Colorectal cancer is the second leading cause of cancer–related deaths in the United States. It may affect as many as 1 in 20 persons over their lifetimes. But did you know that an estimated 1 out of every 4 colorectal cancer patients has a significant genetic or inherited component to his cancer? An accurate and complete family history help determine your individual risk factor for colorectal cancer, and will help your physician determine the most appropriate schedule for screening colonoscopy. The presently recommended guidelines state that starting at the age of 50 (45, if African- American), people should undergo routine colonoscopy screening every 10 years. However, this may not be appropriate if there is a significant family history.
There are two forms of inherited colon cancer, which may be acquired even if only one of your parents had it. Familial Polyposis usually manifests itself at an early age, with hundreds of polyps. Ninety percent of those with Familial Polyposis will develop colon cancer by age 50, and oftentimes much younger. Those suspected of having this condition need screening beginning in their teens and yearly thereafter. There is genetic testing that can help determine if this condition is existent in any person. Overall, however, Familial Polyposis represents 1% or less of all colorectal cancers.

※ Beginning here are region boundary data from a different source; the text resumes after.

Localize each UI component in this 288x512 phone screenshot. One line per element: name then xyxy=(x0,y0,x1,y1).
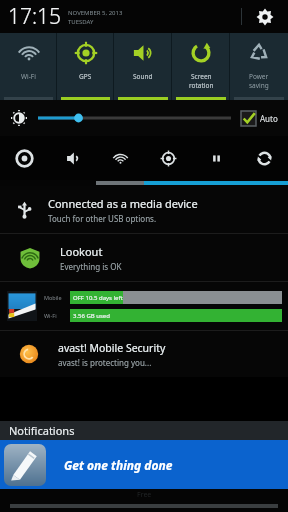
staticText: Wi-Fi xyxy=(21,72,36,81)
staticText: TUESDAY xyxy=(68,18,94,26)
staticText: Lookout xyxy=(60,244,103,259)
staticText: NOVEMBER 5, 2013 xyxy=(68,9,123,17)
button[interactable]: Sync xyxy=(240,136,288,180)
staticText: Sound xyxy=(133,72,153,81)
staticText: saving xyxy=(249,81,269,90)
staticText: Free xyxy=(137,490,152,500)
button[interactable]: Brightness xyxy=(8,107,30,129)
staticText: Wi-Fi xyxy=(44,312,57,319)
button[interactable]: Brightness slider xyxy=(38,107,231,129)
staticText: Auto xyxy=(260,113,278,124)
button[interactable]: Mobile xyxy=(0,282,288,330)
staticText: Screen xyxy=(191,72,212,81)
staticText: Power xyxy=(249,72,269,81)
button[interactable]: Sound xyxy=(114,33,172,100)
button[interactable]: Screen rotation xyxy=(172,33,230,100)
staticText: Notifications xyxy=(9,423,75,438)
staticText: avast! Mobile Security xyxy=(58,341,166,355)
staticText: OFF 10.5 days left xyxy=(73,294,123,302)
staticText: avast! is protecting you... xyxy=(58,357,152,368)
button[interactable]: Connected as a media device xyxy=(0,186,288,233)
staticText: 17:15 xyxy=(8,2,62,31)
button[interactable]: Auto xyxy=(239,111,280,126)
button[interactable]: Wi-Fi xyxy=(0,33,57,100)
button[interactable]: Sound xyxy=(48,136,96,180)
button[interactable]: Pause xyxy=(192,136,240,180)
button[interactable]: Settings xyxy=(0,136,48,180)
button[interactable]: Settings xyxy=(252,4,278,30)
button[interactable]: GPS xyxy=(144,136,192,180)
staticText: Connected as a media device xyxy=(48,196,198,211)
button[interactable]: Wi-Fi xyxy=(96,136,144,180)
button[interactable]: GPS xyxy=(57,33,114,100)
button[interactable]: avast! Mobile Security xyxy=(0,331,288,377)
staticText: 3.56 GB used xyxy=(73,312,110,320)
staticText: Touch for other USB options. xyxy=(48,213,157,224)
button[interactable]: Get one thing done xyxy=(0,440,288,489)
staticText: rotation xyxy=(189,81,214,90)
staticText: Mobile xyxy=(44,294,62,301)
staticText: GPS xyxy=(79,72,92,81)
staticText: Everything is OK xyxy=(60,261,122,272)
button[interactable]: Lookout xyxy=(0,234,288,281)
button[interactable]: Power saving xyxy=(230,33,288,100)
staticText: Get one thing done xyxy=(64,457,173,473)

Lynch Cancer Family Syndrome
The other strongly inherited form, the Lynch Cancer Family Syndrome (also known as HNPCC, or Hereditary Non-polyposis Colon Cancer Syndrome) is much more difficult to distinguish from sporadic, non-inherited colon cancer, and may represent up to 6% of all cases of colorectal cancer. Family history is the key to suspecting it. It is important to know which family members had colon cancer or polyps, and at what age they developed the cancer or polyps. Additionally, with the Lynch Cancer Family Syndrome, there is a significantly higher incidence of other cancers. It is therefore also important to know if any family members have had cancers that occur in this syndrome. Such cancers include endometrial cancer, bladder and other cancers of the urinary tract, ovaries and stomach. In addition to knowing the history of any cancers or polyps that may have occurred in your first degree relatives (parents, siblings, children), it is also important to know whether any such conditions occurred in your second degree relatives (grandparents, aunts/uncles, cousins, nephews/nieces). The age of onset of these conditions is also important.
The majority of patients who have a strong inherited tendency for colorectal cancer do not have either the Lynch Syndrome or Familial Polyposis. In both of these conditions, you inherit a single defective gene that causes the condition, from one parent or the other. In most families with a strong tendency to colorectal cancer, we believe that you inherit multiple genes, each of which slightly predisposes you to colorectal cancer. As such, there is no blood test that can be checked. For these families, the strategy for preventing colon cancer depends on earlier and more frequent colonoscopy screening. When and how often a colonoscopy is recommended depends on the family history. In general, the more first degree relatives you have with colorectal cancer or polyps, and the younger they were when they developed colorectal cancer or polyps, the stronger the inherited tendency.
So, don’t be embarrassed to talk about health issues at the next family reunion. Reach out to some of your other relatives who may be able to fill you in on family health issues that you may not be aware of. What you find out just may save your life.